Of course, Kutaragi left the company in a position that required a hell of a lot of learning. PlayStation 3's launch was the culmination of a development cycle that was suffused with extraordinary hubris. The console was birthed from an almost wilful ignorance of the realities of the games market, with Kutaragi and those around him choosing to believe that Sony's market-dominating form with the PlayStation 2 ensured that no matter what they did with the PS3 - its extravagant price point, its alien architecture - the company would continue to rule supreme.
Well, it didn't. In the end, the new management who took over after Kutaragi's departure have managed to turn the generation around to a degree - which is no mean feat, especially given the awful business conditions for Japanese export companies - but even at that, Sony has had a miserable generation in the home console market. It's watched Nintendo run away with the kind of sales the PS2 enjoyed once upon a time, while it carves up the rest of the market with Microsoft - an also-ran last time around, yet now easily a match for Sony. PS3 hasn't done badly; it hasn't crashed and burned, as some feared at the outset; but by god, it's had to endure a rough few years in order to ensure a "joint-second" market position, and that's no fun for the former all-conquering champion.
In that time, though, the company really has been learning. It's learned that off-the-shelf components and technologies may limit your engineers' imaginations, but they keep your price tags low and your developers happy, since they don't have to reinvent the wheel every time you launch a console. It's learned that if it's going to outpace Microsoft, online services will be a big part of things - and it's notable that while Sony's core online gaming experience may not rival Microsoft just yet (not shipping with a headset still feels like a crucial mis-step to me in this regard), it's streets ahead of its competitor in terms of its digital content offerings. PlayStation Plus has matured into an excellent and high-value service, in content terms, while the company's investments into developers like thatgamecompany have also paid rich dividends.
The problem is, there's still more to learn. There's more to learn every day, because the industry is changing faster than ever - and even if Sony today is clearly a chastened and vastly wiser company than the Sony of six years ago, I'm not sure if the company is learning fast enough.
PlayStation Vita, of course, is the canary in the coalmine. It's the first Sony console to be created and launched in the post-Kutaragi era, by the team that had supposedly learned from his mistakes. It does a lot of things right. It's packed with technologies that are pretty developer-friendly, it's got a host of flexible, interesting control systems, and it's even relatively cheap for a new piece of hardware. It supports the idea of launching cheaper software that has been forced on the industry by the uptick in mobile games. It takes all the great hardware design that runs deep in Sony's DNA and combines it with a degree of understanding of the market that was painfully lacking from the PS3's launch.
"Third parties are agnostic, and in some ways, they recognise that Apple and Google are better platform holders for them"

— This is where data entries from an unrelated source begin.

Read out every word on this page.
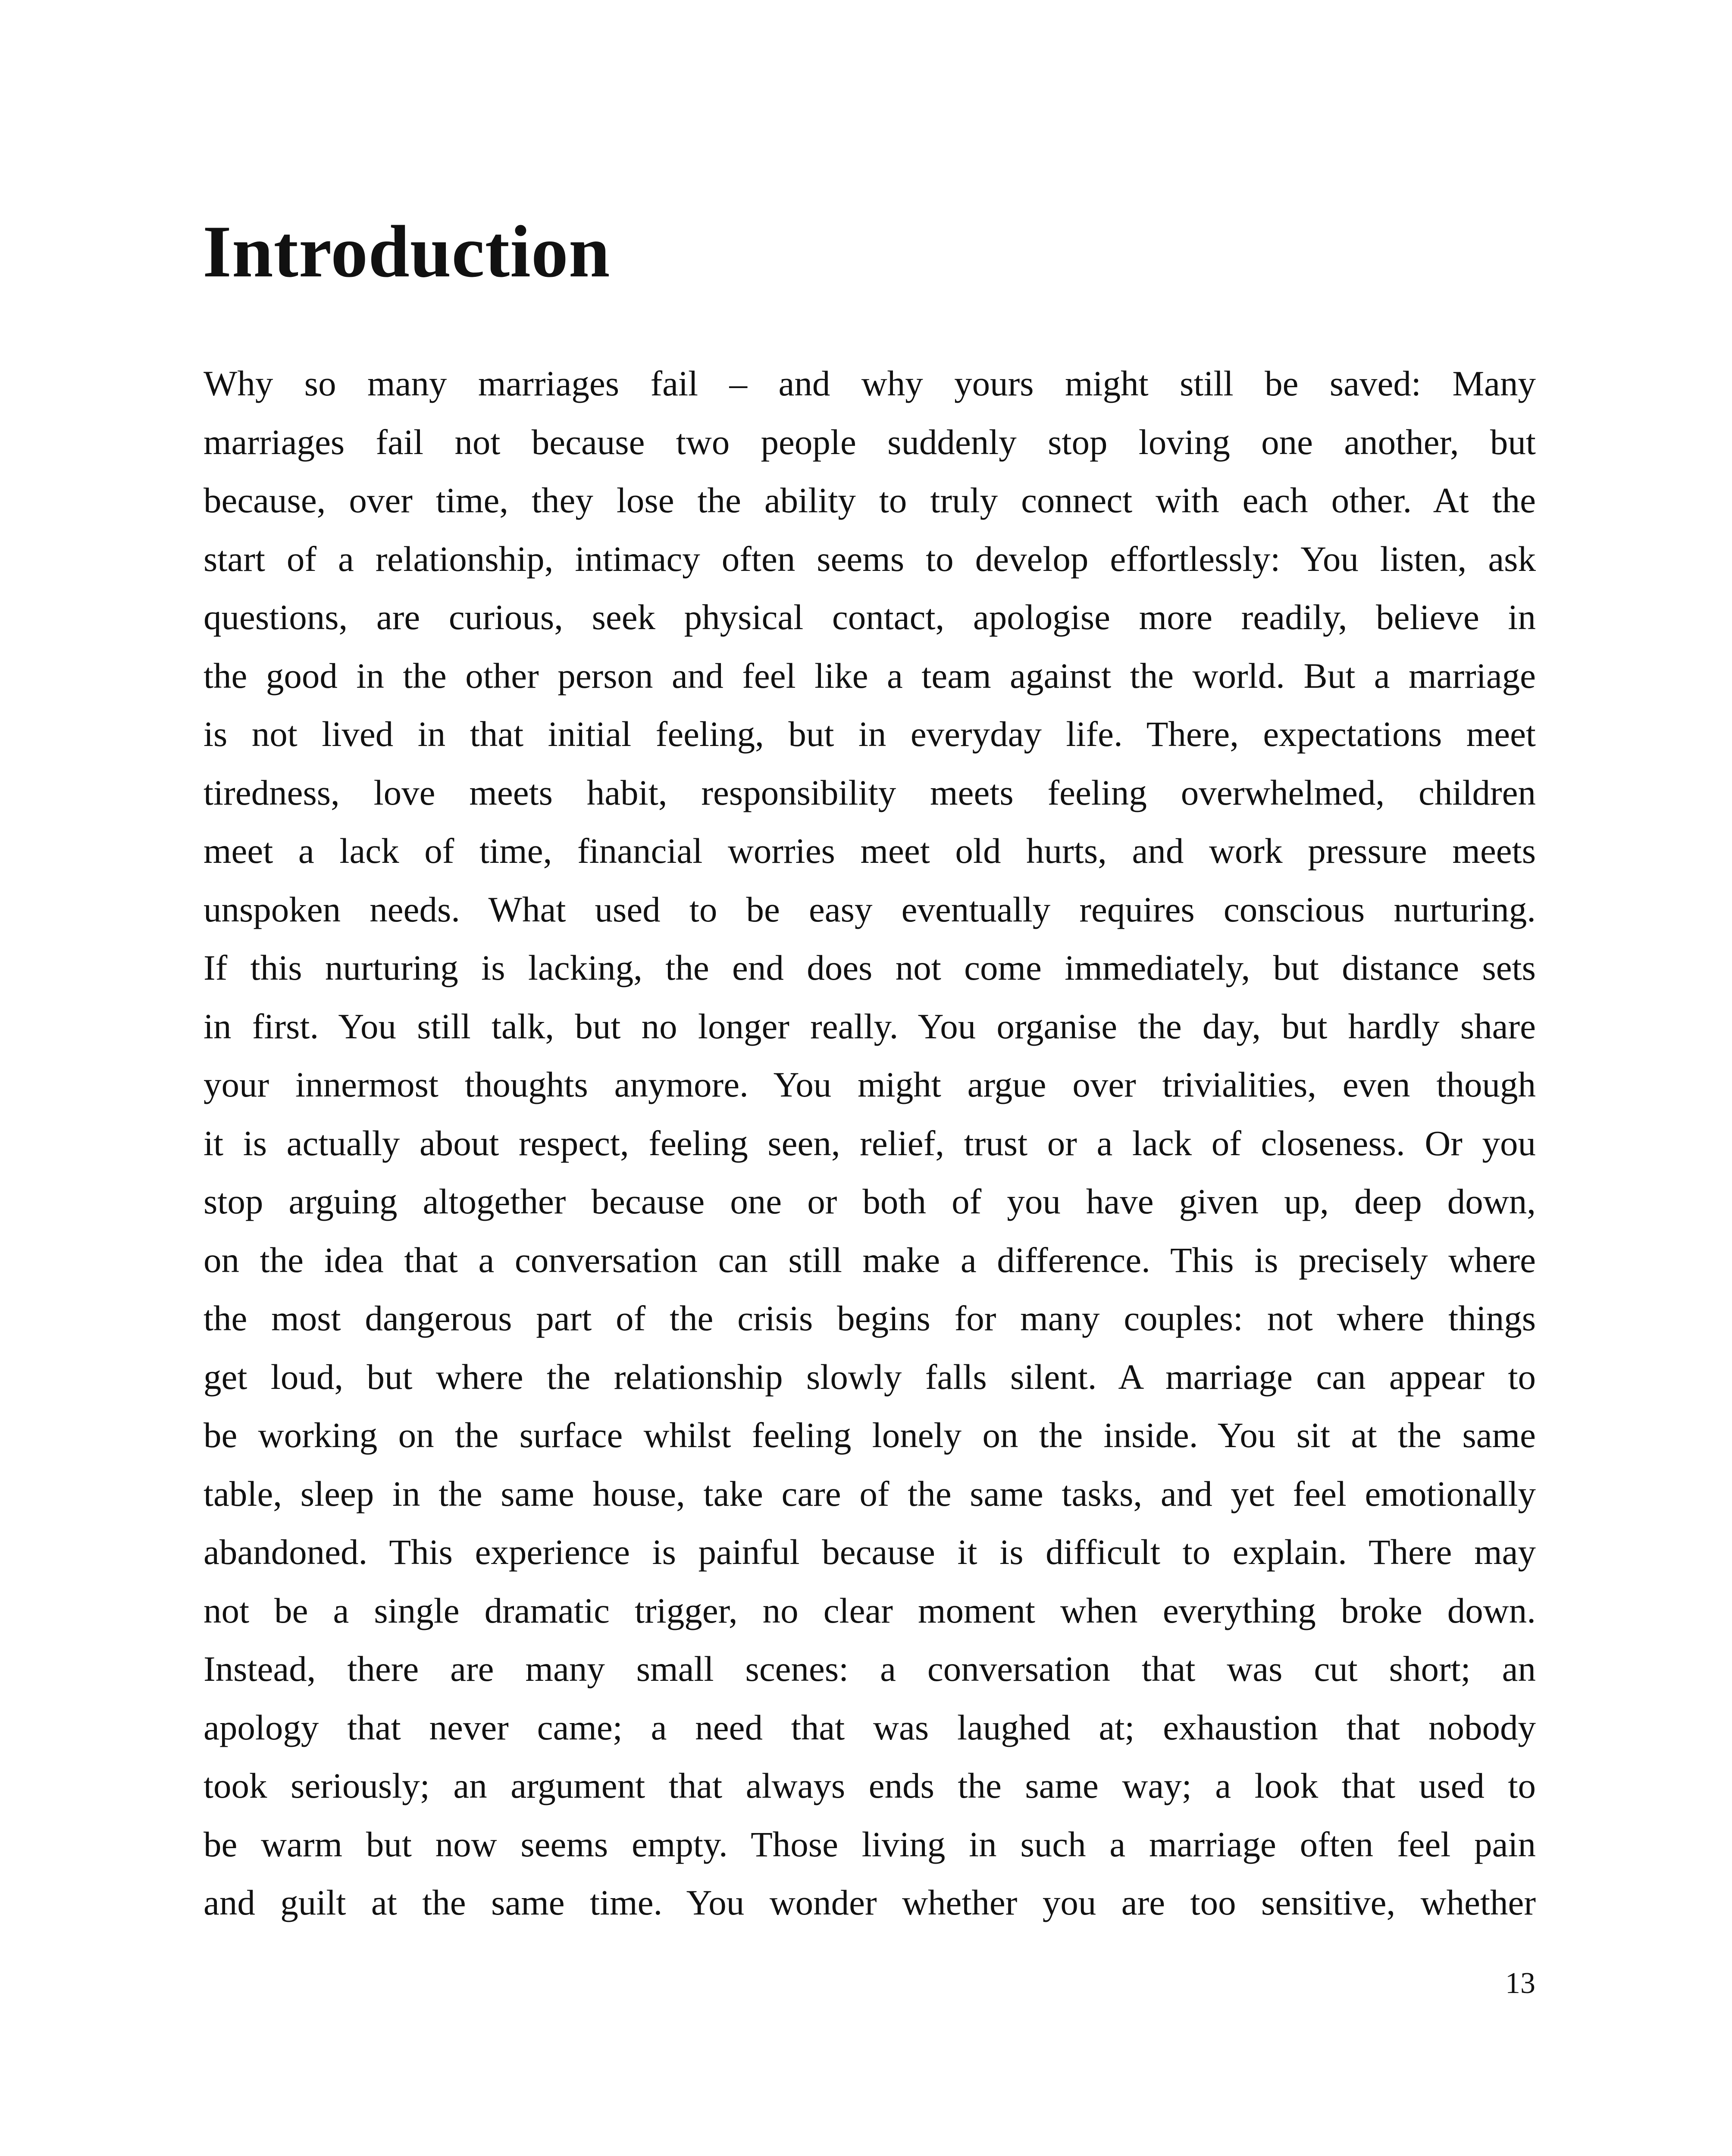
Introduction
Why so many marriages fail – and why yours might still be saved: Many
marriages fail not because two people suddenly stop loving one another, but
because, over time, they lose the ability to truly connect with each other. At the
start of a relationship, intimacy often seems to develop effortlessly: You listen, ask
questions, are curious, seek physical contact, apologise more readily, believe in
the good in the other person and feel like a team against the world. But a marriage
is not lived in that initial feeling, but in everyday life. There, expectations meet
tiredness, love meets habit, responsibility meets feeling overwhelmed, children
meet a lack of time, financial worries meet old hurts, and work pressure meets
unspoken needs. What used to be easy eventually requires conscious nurturing.
If this nurturing is lacking, the end does not come immediately, but distance sets
in first. You still talk, but no longer really. You organise the day, but hardly share
your innermost thoughts anymore. You might argue over trivialities, even though
it is actually about respect, feeling seen, relief, trust or a lack of closeness. Or you
stop arguing altogether because one or both of you have given up, deep down,
on the idea that a conversation can still make a difference. This is precisely where
the most dangerous part of the crisis begins for many couples: not where things
get loud, but where the relationship slowly falls silent. A marriage can appear to
be working on the surface whilst feeling lonely on the inside. You sit at the same
table, sleep in the same house, take care of the same tasks, and yet feel emotionally
abandoned. This experience is painful because it is difficult to explain. There may
not be a single dramatic trigger, no clear moment when everything broke down.
Instead, there are many small scenes: a conversation that was cut short; an
apology that never came; a need that was laughed at; exhaustion that nobody
took seriously; an argument that always ends the same way; a look that used to
be warm but now seems empty. Those living in such a marriage often feel pain
and guilt at the same time. You wonder whether you are too sensitive, whether
13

It's also doing genuinely miserably in the market. I wish that wasn't true, because the console is a joy to hold and plays host to a handful of genuinely great games, but it's unavoidable - the sales figures are extremely weak, even in Japan, which was the bright point on the global map of PSP sales.
This week, Shuhei Yoshida told Gamasutra that he was disappointed and surprised at the poor support for the system from third parties. "In retrospect," he said, "there are so many options for publishers now that we cannot take it for granted that our new platform would be supported by third parties, like [it would have been] many years ago."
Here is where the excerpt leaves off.